El cierre de Ormuz ha dividido drásticamente la suerte de los productores de Oriente Medio según su geografía. Un análisis de Reuters encontró que las naciones con acceso por oleoducto a puertos fuera del Golfo Pérsico han cosechado una ganancia financiera inesperada por la subida de precios, mientras que aquellas sin acceso han visto colapsar sus ingresos.
Arabia Saudí, por ejemplo, está aprovechando su oleoducto Este-Oeste de 1.200 kilómetros, construido durante la guerra Irán-Irak específicamente para evitar Ormuz. El oleoducto le permite mover hasta 7 millones de barriles diarios hacia el puerto de Yanbu, en el Mar Rojo. Aunque sus volúmenes totales de exportación cayeron en marzo, el aumento del 60% en los precios del Brent significó que sus ingresos petroleros nocionales aumentaron aproximadamente un 4,3% interanual. Irán y Omán también vieron subir sus ingresos.

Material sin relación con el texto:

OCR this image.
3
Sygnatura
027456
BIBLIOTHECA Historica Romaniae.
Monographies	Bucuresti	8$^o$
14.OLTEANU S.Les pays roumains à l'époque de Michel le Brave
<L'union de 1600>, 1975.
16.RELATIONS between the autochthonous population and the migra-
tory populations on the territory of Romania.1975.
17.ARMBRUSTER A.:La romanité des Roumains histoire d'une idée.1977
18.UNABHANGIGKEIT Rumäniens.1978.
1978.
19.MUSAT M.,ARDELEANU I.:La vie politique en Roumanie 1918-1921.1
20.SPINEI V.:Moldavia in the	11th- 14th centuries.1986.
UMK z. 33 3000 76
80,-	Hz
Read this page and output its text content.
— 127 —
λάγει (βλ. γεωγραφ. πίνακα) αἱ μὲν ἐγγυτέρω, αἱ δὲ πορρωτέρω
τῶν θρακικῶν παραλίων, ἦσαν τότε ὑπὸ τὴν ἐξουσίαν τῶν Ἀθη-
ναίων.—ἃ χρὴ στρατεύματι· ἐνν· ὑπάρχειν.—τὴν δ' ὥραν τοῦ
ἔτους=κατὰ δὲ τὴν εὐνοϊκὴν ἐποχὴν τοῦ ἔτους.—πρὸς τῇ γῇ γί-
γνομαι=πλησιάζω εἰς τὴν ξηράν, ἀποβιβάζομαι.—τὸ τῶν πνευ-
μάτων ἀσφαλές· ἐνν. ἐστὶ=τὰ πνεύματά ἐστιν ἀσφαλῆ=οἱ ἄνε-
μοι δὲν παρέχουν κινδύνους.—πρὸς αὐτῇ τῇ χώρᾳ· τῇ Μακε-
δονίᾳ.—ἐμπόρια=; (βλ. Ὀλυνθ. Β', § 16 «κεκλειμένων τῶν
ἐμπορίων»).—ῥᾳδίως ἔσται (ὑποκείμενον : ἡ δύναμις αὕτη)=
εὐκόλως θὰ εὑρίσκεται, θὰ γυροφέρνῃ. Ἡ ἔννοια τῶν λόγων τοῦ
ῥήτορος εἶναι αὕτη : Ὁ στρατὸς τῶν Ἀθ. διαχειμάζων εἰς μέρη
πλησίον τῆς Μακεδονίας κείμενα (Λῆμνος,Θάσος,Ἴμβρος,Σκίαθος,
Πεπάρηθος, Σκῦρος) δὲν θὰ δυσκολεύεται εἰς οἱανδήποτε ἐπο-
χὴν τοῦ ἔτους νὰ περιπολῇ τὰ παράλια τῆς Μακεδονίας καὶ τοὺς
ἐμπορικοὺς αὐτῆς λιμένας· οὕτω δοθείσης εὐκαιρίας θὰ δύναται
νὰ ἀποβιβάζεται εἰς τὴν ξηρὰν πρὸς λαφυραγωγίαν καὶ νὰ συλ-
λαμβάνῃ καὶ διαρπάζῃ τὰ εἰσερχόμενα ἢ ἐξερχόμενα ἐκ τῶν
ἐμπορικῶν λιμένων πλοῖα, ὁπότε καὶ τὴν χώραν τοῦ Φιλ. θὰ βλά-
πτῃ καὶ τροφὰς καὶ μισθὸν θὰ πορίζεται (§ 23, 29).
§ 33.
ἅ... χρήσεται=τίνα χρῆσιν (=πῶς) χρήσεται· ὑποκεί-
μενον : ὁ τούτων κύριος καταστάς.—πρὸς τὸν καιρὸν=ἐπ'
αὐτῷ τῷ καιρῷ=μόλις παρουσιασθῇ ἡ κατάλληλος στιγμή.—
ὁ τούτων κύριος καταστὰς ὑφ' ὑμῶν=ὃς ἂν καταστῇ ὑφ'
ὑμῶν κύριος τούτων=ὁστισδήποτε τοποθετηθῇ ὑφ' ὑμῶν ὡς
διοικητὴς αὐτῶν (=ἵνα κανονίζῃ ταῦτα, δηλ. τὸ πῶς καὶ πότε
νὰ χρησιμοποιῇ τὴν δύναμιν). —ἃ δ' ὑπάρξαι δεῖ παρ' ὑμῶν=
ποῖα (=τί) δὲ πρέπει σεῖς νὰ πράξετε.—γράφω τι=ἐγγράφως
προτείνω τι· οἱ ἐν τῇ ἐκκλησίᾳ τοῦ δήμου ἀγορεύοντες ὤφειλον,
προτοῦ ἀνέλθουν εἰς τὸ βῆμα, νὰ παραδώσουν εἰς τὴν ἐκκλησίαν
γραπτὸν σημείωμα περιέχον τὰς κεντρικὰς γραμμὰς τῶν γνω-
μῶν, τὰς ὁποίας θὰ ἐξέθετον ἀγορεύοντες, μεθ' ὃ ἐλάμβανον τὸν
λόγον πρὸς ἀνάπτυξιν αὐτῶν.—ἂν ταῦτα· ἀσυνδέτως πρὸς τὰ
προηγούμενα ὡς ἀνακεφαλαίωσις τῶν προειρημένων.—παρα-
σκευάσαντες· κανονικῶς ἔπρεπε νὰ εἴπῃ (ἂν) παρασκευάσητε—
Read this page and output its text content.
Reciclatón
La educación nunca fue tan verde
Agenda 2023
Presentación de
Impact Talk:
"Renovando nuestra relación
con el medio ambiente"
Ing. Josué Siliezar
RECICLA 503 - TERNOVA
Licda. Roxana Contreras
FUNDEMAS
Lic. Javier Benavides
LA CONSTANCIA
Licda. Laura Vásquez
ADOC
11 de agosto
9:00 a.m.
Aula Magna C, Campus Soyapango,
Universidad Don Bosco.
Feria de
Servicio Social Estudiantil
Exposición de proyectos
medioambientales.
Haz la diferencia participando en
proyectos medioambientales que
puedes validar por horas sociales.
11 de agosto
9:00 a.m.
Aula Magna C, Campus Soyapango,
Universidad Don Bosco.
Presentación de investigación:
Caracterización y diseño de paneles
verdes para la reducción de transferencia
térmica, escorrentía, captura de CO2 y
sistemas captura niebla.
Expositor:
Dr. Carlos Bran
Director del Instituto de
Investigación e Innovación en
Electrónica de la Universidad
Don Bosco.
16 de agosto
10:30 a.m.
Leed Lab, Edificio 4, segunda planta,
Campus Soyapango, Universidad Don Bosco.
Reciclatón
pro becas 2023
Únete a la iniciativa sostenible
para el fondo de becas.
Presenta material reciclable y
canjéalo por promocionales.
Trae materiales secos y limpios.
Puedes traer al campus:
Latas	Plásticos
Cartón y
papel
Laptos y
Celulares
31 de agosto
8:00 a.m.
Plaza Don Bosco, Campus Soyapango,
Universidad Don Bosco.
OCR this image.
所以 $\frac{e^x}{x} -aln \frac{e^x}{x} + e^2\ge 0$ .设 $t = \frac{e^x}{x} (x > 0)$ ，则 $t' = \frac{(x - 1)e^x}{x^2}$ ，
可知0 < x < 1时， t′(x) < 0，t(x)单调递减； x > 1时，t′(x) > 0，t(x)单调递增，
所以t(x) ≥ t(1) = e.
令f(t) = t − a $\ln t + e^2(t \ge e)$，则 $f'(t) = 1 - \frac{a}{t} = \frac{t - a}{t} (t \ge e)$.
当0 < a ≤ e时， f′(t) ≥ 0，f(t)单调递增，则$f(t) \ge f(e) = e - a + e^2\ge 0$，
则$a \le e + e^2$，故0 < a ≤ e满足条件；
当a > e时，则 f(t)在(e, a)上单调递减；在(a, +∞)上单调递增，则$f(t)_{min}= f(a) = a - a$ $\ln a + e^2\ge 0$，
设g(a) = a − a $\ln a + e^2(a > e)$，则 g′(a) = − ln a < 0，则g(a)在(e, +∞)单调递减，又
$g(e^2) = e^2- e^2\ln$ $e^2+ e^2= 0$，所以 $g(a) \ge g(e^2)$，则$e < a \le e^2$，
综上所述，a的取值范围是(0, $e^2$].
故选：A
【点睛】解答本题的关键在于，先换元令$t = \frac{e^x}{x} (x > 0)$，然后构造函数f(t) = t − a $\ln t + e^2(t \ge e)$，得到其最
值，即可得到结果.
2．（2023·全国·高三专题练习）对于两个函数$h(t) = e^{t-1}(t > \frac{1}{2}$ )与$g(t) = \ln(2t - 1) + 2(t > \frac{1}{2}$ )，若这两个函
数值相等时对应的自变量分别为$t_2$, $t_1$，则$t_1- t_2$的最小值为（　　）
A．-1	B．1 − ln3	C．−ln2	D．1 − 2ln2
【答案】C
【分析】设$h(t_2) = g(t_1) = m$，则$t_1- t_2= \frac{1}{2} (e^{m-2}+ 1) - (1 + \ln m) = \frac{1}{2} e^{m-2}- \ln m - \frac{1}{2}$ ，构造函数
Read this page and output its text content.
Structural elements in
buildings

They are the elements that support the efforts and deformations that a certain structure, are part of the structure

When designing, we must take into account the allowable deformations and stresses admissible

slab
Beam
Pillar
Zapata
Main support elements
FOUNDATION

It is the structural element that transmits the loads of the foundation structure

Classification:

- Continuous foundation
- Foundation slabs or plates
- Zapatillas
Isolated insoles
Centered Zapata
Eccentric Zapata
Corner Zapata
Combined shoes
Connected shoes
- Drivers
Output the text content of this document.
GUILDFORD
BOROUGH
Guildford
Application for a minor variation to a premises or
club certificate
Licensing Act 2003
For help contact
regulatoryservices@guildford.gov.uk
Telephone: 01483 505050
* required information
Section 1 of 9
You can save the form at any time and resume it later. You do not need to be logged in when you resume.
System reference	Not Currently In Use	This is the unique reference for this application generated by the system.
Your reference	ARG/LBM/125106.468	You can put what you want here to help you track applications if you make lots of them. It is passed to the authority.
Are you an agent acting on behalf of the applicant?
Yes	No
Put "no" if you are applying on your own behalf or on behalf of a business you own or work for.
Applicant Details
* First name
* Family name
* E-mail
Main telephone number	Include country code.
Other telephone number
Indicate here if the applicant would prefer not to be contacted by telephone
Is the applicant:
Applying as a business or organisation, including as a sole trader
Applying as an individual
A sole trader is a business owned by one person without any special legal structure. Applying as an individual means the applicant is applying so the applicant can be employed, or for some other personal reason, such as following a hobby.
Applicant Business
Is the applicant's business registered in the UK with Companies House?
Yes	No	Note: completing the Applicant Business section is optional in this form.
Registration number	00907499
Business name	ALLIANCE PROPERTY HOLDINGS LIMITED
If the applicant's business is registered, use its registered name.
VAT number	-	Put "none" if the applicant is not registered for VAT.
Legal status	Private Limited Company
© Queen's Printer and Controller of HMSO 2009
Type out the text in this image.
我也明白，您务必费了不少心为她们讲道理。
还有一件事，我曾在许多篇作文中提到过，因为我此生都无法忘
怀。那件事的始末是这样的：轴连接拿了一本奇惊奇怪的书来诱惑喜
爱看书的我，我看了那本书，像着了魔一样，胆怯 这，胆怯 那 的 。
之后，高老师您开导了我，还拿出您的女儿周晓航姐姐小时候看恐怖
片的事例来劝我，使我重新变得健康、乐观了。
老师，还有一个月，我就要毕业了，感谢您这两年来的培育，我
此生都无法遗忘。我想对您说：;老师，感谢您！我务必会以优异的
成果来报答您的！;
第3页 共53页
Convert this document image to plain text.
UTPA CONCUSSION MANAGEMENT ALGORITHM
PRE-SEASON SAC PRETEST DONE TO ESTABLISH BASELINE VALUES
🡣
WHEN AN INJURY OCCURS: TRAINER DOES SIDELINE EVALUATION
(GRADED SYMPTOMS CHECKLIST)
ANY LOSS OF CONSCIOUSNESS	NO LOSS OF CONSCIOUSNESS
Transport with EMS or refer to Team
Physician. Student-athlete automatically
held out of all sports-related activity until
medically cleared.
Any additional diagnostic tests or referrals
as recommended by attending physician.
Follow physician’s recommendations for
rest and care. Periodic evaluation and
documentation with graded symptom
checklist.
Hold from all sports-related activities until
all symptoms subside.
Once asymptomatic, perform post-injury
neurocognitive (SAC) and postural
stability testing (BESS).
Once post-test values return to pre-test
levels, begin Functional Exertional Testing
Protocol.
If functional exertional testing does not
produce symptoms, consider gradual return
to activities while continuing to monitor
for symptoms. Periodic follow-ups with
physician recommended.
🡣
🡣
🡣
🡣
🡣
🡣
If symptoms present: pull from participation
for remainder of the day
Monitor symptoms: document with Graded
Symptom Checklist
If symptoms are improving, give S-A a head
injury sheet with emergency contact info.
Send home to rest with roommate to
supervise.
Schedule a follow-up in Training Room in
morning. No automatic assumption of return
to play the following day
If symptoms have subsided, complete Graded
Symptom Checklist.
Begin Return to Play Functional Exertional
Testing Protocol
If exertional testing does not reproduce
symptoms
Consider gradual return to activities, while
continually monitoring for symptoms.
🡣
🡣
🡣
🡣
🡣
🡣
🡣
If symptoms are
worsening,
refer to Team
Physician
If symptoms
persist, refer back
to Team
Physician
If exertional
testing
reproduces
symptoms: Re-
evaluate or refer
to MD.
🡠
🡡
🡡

En contraste, Irak y Kuwait, que carecen de rutas alternativas, han quedado devastados. Los ingresos estimados por exportación de petróleo de Irak cayeron un 76% en marzo hasta los 1.730 millones de dólares, mientras que los de Kuwait cayeron un 73% hasta los 864 millones de dólares. Los Emiratos Árabes Unidos, parcialmente protegidos por su oleoducto Habshan-Fujairah, vieron cómo el valor estimado de sus exportaciones caía un 2,6%.
Para los refinadores de Asia y Europa, las primas récord son insostenibles. "Con los diferenciales físicos y las tarifas de flete actuales, los refinadores europeos que compran crudo al contado no pueden ganar dinero procesando esos barriles en sus sistemas", señaló Rodriguez-Masiu. Los operadores se han hecho eco de este sentimiento, afirmando que los refinadores asiáticos se enfrentan a graves pérdidas y que les saldría mejor reducir el procesamiento de crudo y comprar productos refinados, si hubiera alguno disponible.
La situación es particularmente grave para las empresas estatales obligadas por sus gobiernos a mantener la producción de combustible por seguridad nacional, lo que las obliga a comprar crudo con pérdidas. Esta dinámica podría conducir en última instancia a la destrucción de la demanda si los costes se trasladan a los consumidores, o forzar una mayor intervención gubernamental para subvencionar el combustible.
Este artículo es solo para fines informativos y no constituye asesoramiento de inversión.